We have $W(t) = f(t)X(t)$. My textbook says that $dW = fdX + X\dfrac{df}{dt} dt$.
I don't get how they arrived at this conclusion. I get the first part, because $\dfrac{dW}{dX}dX = fdX$. But for the second part, I have no clue how they arrived there.
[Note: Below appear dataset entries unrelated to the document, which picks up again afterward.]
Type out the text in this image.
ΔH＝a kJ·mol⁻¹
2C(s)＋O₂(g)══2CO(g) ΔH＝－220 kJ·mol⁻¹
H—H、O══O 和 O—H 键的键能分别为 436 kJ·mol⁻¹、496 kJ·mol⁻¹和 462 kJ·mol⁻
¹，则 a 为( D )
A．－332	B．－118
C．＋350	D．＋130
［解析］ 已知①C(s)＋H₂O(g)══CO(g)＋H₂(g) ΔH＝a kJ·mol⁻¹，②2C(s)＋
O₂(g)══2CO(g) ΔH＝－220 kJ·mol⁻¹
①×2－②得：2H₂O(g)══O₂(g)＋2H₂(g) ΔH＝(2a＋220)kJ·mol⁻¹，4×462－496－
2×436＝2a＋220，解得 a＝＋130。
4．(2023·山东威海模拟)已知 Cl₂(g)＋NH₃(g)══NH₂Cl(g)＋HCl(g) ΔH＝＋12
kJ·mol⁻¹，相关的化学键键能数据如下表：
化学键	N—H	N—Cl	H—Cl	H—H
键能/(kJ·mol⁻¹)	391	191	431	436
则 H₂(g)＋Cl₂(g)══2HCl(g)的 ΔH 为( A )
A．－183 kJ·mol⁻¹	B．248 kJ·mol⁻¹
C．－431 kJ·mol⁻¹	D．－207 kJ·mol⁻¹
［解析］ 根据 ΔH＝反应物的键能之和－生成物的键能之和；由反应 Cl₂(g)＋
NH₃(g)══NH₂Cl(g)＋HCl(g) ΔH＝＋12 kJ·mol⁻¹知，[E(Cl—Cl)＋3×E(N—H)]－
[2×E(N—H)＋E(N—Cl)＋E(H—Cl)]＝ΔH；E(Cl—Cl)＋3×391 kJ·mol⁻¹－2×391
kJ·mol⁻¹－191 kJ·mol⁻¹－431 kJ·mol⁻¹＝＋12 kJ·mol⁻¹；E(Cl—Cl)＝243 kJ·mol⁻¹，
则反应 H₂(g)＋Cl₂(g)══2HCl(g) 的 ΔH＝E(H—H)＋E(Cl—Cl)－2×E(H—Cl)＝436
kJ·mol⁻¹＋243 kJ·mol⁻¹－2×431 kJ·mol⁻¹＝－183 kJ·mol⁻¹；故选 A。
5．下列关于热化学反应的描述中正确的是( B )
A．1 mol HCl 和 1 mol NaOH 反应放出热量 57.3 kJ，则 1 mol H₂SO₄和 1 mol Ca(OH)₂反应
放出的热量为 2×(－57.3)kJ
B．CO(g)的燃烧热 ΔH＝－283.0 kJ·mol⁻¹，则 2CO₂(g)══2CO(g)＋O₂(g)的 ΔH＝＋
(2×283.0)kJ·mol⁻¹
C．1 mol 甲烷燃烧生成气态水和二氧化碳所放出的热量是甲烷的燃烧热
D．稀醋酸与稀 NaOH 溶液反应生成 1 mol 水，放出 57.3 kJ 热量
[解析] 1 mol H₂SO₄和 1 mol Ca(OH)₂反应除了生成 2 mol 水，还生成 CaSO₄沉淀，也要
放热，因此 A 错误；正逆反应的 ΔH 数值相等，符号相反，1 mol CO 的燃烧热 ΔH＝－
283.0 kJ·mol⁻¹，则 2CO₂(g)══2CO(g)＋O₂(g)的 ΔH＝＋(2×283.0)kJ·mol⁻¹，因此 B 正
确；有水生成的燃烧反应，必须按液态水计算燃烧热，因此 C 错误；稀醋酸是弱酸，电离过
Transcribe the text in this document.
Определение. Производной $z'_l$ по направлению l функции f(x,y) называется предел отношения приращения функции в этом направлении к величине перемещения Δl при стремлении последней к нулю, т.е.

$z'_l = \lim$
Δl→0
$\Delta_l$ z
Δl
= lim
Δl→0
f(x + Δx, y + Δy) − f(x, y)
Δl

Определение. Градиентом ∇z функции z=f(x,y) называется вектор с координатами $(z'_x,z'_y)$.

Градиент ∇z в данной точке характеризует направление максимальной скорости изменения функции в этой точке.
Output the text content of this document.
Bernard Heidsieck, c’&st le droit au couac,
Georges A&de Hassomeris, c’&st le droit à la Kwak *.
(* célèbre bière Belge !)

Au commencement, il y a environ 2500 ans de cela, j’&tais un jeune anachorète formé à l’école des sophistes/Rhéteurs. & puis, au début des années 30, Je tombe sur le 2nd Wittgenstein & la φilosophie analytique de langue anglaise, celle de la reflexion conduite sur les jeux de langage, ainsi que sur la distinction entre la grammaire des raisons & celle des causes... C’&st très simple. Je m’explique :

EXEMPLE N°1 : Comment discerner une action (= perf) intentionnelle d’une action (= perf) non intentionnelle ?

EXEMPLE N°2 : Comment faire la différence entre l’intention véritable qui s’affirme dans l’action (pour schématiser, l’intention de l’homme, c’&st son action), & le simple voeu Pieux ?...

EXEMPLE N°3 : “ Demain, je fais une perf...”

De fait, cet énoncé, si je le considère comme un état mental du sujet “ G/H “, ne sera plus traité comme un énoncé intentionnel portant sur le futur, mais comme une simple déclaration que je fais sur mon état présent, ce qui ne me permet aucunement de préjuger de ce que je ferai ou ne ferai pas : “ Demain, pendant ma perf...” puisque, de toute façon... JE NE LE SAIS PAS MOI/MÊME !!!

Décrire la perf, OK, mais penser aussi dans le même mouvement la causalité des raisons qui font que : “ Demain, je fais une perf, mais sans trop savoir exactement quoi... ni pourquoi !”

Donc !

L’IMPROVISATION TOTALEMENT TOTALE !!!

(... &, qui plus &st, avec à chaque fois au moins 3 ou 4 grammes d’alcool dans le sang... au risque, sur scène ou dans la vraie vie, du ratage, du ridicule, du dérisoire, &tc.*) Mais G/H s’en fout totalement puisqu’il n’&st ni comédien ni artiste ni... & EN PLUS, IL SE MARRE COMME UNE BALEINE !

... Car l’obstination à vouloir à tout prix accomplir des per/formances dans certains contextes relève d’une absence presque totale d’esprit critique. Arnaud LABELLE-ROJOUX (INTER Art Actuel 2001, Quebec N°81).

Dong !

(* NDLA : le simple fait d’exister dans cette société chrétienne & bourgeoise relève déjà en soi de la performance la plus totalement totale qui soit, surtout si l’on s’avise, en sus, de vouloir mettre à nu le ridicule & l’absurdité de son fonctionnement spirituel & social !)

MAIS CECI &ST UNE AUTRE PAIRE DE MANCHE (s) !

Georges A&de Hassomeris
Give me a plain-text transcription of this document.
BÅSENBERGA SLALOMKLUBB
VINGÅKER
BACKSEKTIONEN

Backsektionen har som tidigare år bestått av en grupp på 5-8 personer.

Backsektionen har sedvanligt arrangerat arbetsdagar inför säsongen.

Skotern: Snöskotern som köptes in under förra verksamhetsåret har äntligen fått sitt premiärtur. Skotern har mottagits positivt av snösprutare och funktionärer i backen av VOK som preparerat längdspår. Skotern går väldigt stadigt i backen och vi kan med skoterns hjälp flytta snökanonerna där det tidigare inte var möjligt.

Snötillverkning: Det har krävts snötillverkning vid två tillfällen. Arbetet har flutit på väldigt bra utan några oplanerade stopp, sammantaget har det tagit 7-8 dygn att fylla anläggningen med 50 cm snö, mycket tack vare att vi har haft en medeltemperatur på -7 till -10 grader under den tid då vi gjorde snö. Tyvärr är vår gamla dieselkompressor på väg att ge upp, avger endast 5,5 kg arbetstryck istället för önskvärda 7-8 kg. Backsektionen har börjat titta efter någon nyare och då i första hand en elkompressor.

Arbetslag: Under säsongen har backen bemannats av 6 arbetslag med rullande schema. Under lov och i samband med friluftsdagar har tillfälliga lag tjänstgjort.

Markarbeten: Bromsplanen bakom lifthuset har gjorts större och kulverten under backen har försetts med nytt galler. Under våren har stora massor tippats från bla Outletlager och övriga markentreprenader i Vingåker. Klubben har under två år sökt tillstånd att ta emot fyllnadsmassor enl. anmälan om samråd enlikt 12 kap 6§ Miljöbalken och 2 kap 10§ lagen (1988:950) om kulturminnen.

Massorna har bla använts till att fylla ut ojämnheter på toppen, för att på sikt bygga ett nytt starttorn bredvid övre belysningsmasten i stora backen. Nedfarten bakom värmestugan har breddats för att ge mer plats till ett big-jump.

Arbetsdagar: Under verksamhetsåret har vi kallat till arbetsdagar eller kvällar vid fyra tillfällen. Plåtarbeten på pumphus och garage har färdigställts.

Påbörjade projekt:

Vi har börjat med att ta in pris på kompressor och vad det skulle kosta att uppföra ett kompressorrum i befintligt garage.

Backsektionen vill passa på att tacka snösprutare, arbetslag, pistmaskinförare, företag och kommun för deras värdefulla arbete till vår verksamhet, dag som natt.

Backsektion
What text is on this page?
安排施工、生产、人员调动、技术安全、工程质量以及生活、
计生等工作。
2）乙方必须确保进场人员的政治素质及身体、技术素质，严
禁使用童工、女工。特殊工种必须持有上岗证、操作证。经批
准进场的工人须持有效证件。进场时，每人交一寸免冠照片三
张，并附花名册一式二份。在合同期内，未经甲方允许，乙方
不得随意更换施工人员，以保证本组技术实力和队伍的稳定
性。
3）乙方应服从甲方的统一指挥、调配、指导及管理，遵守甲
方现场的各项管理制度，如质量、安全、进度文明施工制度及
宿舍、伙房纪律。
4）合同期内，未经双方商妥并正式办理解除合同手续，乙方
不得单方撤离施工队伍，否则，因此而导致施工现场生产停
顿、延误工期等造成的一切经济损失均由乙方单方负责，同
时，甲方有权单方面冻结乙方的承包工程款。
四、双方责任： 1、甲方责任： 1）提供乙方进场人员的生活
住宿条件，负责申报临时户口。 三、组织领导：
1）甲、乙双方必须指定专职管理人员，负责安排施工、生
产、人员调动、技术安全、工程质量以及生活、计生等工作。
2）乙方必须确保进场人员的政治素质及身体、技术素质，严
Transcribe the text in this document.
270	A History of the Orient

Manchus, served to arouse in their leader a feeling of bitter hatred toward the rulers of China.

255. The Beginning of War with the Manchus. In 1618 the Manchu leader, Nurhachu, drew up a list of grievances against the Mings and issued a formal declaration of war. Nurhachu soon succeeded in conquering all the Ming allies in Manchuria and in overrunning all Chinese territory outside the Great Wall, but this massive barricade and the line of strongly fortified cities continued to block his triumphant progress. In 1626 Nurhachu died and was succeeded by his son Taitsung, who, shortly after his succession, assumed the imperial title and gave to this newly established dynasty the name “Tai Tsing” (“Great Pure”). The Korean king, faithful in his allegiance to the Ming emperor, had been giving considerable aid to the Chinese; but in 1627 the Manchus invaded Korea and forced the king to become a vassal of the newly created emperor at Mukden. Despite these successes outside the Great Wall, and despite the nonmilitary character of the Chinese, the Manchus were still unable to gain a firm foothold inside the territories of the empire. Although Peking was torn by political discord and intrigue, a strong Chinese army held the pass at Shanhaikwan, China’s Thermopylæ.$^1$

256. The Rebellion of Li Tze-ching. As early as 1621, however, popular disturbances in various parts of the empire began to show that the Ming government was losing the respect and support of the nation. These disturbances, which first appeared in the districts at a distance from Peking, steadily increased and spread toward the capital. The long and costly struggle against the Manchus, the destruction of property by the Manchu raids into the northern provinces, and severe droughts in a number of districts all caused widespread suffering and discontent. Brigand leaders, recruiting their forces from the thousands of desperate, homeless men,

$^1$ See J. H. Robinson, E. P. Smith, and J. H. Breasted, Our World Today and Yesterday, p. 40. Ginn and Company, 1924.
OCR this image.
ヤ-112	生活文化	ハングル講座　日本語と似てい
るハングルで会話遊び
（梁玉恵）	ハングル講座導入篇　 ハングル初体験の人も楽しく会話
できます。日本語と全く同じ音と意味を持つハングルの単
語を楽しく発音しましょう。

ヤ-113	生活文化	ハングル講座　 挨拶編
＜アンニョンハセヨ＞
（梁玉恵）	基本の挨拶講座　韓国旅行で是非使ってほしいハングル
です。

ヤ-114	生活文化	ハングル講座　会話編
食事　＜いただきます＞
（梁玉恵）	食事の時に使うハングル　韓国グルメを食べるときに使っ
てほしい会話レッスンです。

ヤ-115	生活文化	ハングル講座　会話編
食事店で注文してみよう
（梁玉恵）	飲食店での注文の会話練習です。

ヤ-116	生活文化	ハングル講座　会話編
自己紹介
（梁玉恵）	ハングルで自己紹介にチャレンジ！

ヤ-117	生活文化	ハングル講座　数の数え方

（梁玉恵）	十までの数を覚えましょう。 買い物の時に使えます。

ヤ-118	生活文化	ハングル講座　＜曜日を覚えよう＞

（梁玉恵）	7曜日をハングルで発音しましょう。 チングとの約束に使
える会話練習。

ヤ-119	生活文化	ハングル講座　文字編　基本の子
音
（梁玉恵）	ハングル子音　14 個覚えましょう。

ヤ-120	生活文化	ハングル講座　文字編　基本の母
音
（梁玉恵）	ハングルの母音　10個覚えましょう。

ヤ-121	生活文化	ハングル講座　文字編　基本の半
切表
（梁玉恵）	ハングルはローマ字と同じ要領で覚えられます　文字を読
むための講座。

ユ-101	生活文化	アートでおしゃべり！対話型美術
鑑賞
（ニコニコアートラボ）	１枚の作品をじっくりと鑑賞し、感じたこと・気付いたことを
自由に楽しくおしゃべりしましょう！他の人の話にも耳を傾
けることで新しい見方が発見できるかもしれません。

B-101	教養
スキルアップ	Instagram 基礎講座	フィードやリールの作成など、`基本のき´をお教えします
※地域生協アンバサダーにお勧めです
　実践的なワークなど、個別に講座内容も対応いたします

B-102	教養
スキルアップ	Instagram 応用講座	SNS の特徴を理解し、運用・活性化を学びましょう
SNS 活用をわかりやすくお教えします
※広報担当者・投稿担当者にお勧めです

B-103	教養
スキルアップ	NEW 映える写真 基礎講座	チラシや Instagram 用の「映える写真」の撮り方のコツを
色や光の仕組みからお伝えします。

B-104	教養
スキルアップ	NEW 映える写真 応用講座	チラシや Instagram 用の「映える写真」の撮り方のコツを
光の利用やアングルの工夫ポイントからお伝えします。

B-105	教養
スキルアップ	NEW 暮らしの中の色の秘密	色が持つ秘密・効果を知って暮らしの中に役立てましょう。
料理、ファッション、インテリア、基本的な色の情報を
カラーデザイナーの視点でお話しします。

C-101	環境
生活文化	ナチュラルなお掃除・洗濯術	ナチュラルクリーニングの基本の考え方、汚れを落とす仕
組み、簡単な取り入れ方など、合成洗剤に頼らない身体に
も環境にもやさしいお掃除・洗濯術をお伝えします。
$(\dfrac{dW}{dt} + \dfrac{1}{2} \dfrac{d^2W}{dX^2})dt \stackrel{?}{=} X\dfrac{df}{dt} dt$
If so, could someone please explain why?
The Ito formula for a function $g(t, x)$ is $$d\bigl(g(t, X_t)\bigr) = \frac{\partial g}{\partial t}(t, X_t)\, dt + \frac{\partial g}{\partial x}(t, X_t)\, dX_t + \frac{1}{2}\frac{\partial^2 g}{\partial x^2} (t, X_t)\,d[X, X]_t$$ In your case, $W_t = g(t, X_t)$ for the function $g(t, x) = f(t)x$. The partials of $g$ are: $$\begin{split} \frac{\partial g}{\partial t}(t, x) &{}= f'(t)x,\\ \frac{\partial g}{\partial x}(t, x) &{}= f(t),\\ \frac{\partial^2 g}{\partial x^2}(t, x) &{} = 0. \end{split}$$ Substitution into the Ito formula gives your book's expression.